Our results show that females with sarcopenia are at greater risk for mortality than males with the condition. However, the women percentage of the overall population who accepted healthcare at our division was lower than men, corresponding to a lower ratio of women included in this study, this imbalance may potentially affect the risk of mortality in sarcopenia. The gender aspect of sarcopenia has received little attention. A recent study showed that there were significant differences in fiber atrophy between men and women, and type II (“rapid contraction”) fiber atrophy only existed in men [26]. The mechanism of the gender difference is not entirely clear yet. Sex hormones play an essential role in maintaining skeletal muscle homeostasis, especially testosterone, a crucial synthetic factor in promoting muscle protein synthesis and regeneration [27]. This observation suggests that a more gender-specific analysis of sarcopenia is needed. Understanding the gender-related differences in sarcopenia is necessary to identify possible gender-dependent therapeutic targets.

This study has some strengths. First, individuals over 80 are usually excluded from many studies. However, this group had a higher sarcopenia prevalence. We are concerned about this group. Secondly, we completed the follow-up of all patients, and the longest follow-up time was 38 months. Therefore, this sample is representative and allows us to analyze problems in the population.
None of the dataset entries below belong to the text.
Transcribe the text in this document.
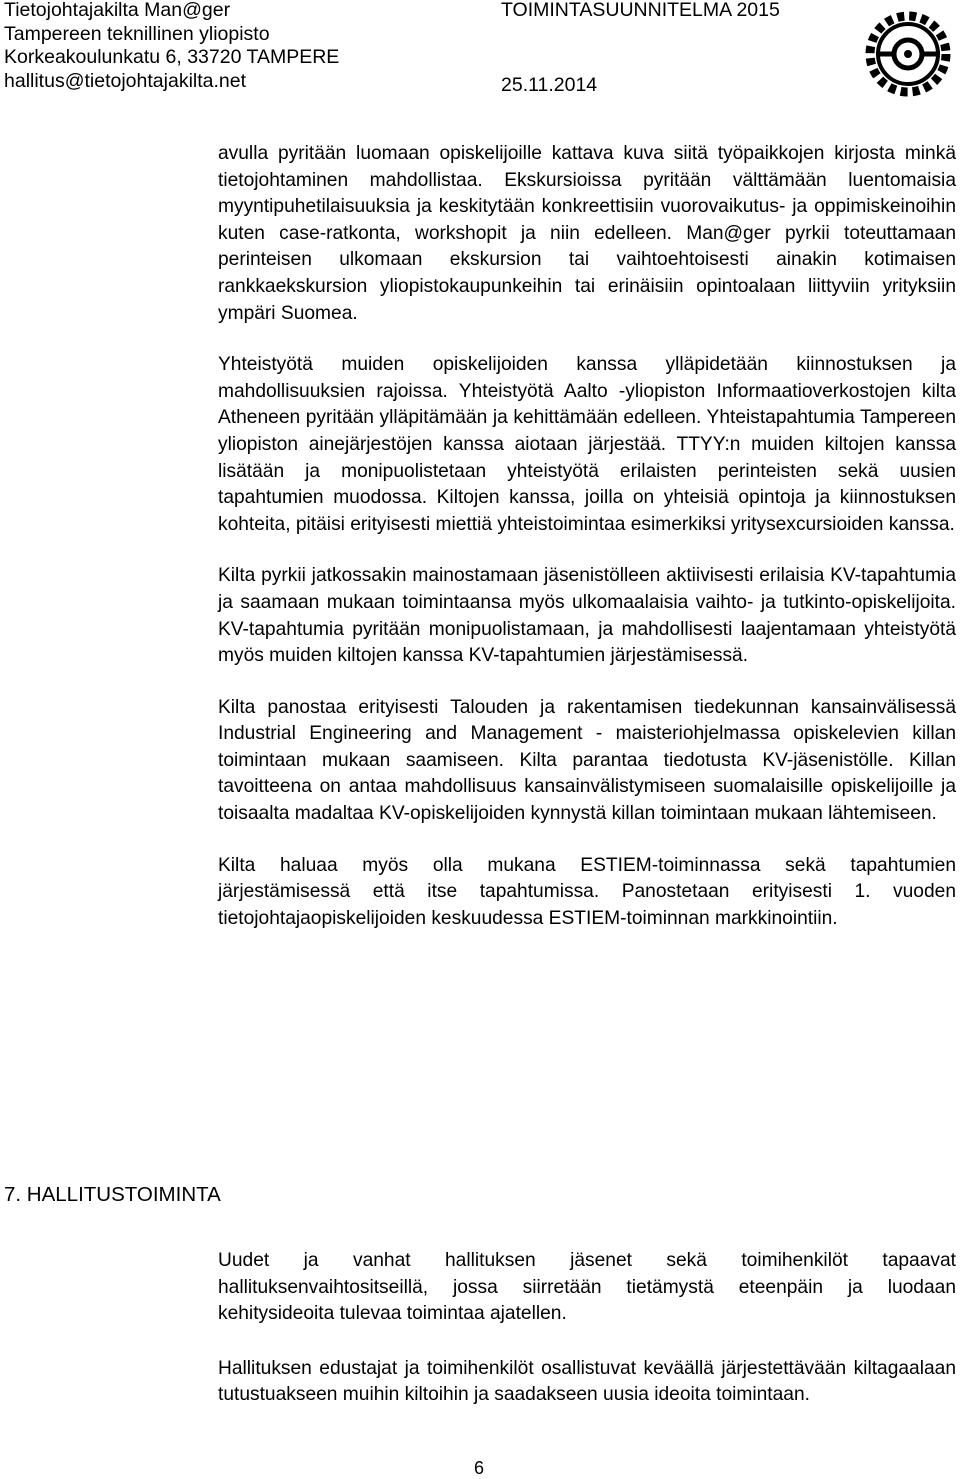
Tietojohtajakilta Man@ger
Tampereen teknillinen yliopisto
Korkeakoulunkatu 6, 33720 TAMPERE
hallitus@tietojohtajakilta.net
TOIMINTASUUNNITELMA 2015
25.11.2014

avulla pyritään luomaan opiskelijoille kattava kuva siitä työpaikkojen kirjosta minkä tietojohtaminen mahdollistaa. Ekskursioissa pyritään välttämään luentomaisia myyntipuhetilaisuuksia ja keskitytään konkreettisiin vuorovaikutus- ja oppimiskeinoihin kuten case-ratkonta, workshopit ja niin edelleen. Man@ger pyrkii toteuttamaan perinteisen ulkomaan ekskursion tai vaihtoehtoisesti ainakin kotimaisen rankkaekskursion yliopistokaupunkeihin tai erinäisiin opintoalaan liittyviin yrityksiin ympäri Suomea.

Yhteistyötä muiden opiskelijoiden kanssa ylläpidetään kiinnostuksen ja mahdollisuuksien rajoissa. Yhteistyötä Aalto -yliopiston Informaatioverkostojen kilta Atheneen pyritään ylläpitämään ja kehittämään edelleen. Yhteistapahtumia Tampereen yliopiston ainejärjestöjen kanssa aiotaan järjestää. TTYY:n muiden kiltojen kanssa lisätään ja monipuolistetaan yhteistyötä erilaisten perinteisten sekä uusien tapahtumien muodossa. Kiltojen kanssa, joilla on yhteisiä opintoja ja kiinnostuksen kohteita, pitäisi erityisesti miettiä yhteistoimintaa esimerkiksi yritysexcursioiden kanssa.

Kilta pyrkii jatkossakin mainostamaan jäsenistölleen aktiivisesti erilaisia KV-tapahtumia ja saamaan mukaan toimintaansa myös ulkomaalaisia vaihto- ja tutkinto-opiskelijoita. KV-tapahtumia pyritään monipuolistamaan, ja mahdollisesti laajentamaan yhteistyötä myös muiden kiltojen kanssa KV-tapahtumien järjestämisessä.

Kilta panostaa erityisesti Talouden ja rakentamisen tiedekunnan kansainvälisessä Industrial Engineering and Management - maisteriohjelmassa opiskelevien killan toimintaan mukaan saamiseen. Kilta parantaa tiedotusta KV-jäsenistölle. Killan tavoitteena on antaa mahdollisuus kansainvälistymiseen suomalaisille opiskelijoille ja toisaalta madaltaa KV-opiskelijoiden kynnystä killan toimintaan mukaan lähtemiseen.

Kilta haluaa myös olla mukana ESTIEM-toiminnassa sekä tapahtumien järjestämisessä että itse tapahtumissa. Panostetaan erityisesti 1. vuoden tietojohtajaopiskelijoiden keskuudessa ESTIEM-toiminnan markkinointiin.

7. HALLITUSTOIMINTA

Uudet ja vanhat hallituksen jäsenet sekä toimihenkilöt tapaavat hallituksenvaihtositseillä, jossa siirretään tietämystä eteenpäin ja luodaan kehitysideoita tulevaa toimintaa ajatellen.

Hallituksen edustajat ja toimihenkilöt osallistuvat keväällä järjestettävään kiltagaalaan tutustuakseen muihin kiltoihin ja saadakseen uusia ideoita toimintaan.

6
Third, many comorbidities were adjusted when we analyzed the all-cause mortality risk.

This study also has some limitations. First, as an observational study, we cannot determine the causal relationship between serum FT3 levels and mortality. Secondly, this is a single-center study for hospitalized patients in the geriatric ward. The study’s participants are all Chinese, so the study’s results may not be applicable to other ethnic groups. Third, we did not assess the physical performance status, which indicates that severe sarcopenia may be more closely related to mortality. Finally, we only use CC to evaluate low muscle mass. Although EWGSOP2 mentioned that CC could be used when other methods cannot measure muscle volume, CC is not the gold standard of muscle volume.

Conclusion

We found that FT3 was associated with calf circumference and handgrip strength. Moreover, FT3 was associated with mortality when controlling for chronic diseases, BMI and CC. As a result, FT3 is a prognostic determinant of sarcopenia. Routine evaluation of FT3 may be an easy method to identify high-risk patients with sarcopenia.